To follow up on this, I've finally finalized this little project. I'd like to say I'm done and it's 100 % working as expected, but for now I just cannot be bothered to work out the last kinks (mostly separating into separate users running the containers, running with --userns=keep-id and working out which containers want/need --init - at current all of them have it which is probably a bad idea). I wanted to run everything rootless, but as far as I was able to work out, running rootless and connecting to Wireguard for internet connection (for rtorrent/flood) is not possible since rootless containers doesn't get their own networking interfaces. Those services are therefore run as rootful containers instead utilizing the --user flag in podman. I originally thought to use quadlet for service file generation but that mainly seemed to be an option for rootful containers which was what I was trying to move away from, so I just ran each container manually through podman run until it worked as expected, slapped a -d switch on the command and did podman generate --new --files --name=containername.
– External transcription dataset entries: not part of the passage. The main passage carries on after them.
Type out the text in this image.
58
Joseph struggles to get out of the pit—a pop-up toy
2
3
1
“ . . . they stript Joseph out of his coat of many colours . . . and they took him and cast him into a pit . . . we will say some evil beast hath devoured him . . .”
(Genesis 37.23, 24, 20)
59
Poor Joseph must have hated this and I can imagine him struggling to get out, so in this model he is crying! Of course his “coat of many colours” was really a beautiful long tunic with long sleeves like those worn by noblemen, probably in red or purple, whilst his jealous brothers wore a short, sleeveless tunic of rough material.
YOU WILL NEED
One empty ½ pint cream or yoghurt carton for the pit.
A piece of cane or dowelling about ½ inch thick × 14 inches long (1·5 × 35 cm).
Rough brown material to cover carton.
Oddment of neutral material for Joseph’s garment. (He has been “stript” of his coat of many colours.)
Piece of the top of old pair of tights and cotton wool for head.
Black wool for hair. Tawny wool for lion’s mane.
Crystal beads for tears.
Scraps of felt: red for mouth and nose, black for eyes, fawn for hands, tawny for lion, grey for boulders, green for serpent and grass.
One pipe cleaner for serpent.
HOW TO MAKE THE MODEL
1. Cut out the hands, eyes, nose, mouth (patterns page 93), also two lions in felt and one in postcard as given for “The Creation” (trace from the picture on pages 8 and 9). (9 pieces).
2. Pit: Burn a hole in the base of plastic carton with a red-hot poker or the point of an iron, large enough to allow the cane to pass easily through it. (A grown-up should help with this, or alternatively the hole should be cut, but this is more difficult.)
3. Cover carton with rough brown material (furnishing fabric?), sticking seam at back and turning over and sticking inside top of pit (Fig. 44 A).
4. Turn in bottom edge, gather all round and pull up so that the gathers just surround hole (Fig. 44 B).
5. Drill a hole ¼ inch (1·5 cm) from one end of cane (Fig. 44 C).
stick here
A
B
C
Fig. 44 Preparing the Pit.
I did find a really neat and seamless way of enabling Wireguard for one or many containers, wg-pod. Syntax is dead simple, wg-pod join containername /path/to/wg.conf. You can use the -d switch to delete all other routes in the resulting netns and place it in an ExecStartPost in the service file. Caveat: it requires CAP_NET_ADMIN which means you'll have to fiddle with yet-another-permissions-system-in-Linix, luckily, here's your solution: # setcap cap_net_raw+eip /path/to/wg-pod (usually /usr/local/bin) - do note I'm not a 100 % the i is necessary here but I don't want to mess with it - works for me. If you use the same wg.conf for more than one container, wg-pod will join subsequent containers to the same netns. Just super convenient.
As everything still is a bit of mishmash I really want to hold off on publishing anything about the process, but there's really something to be said for it all, that's for sure.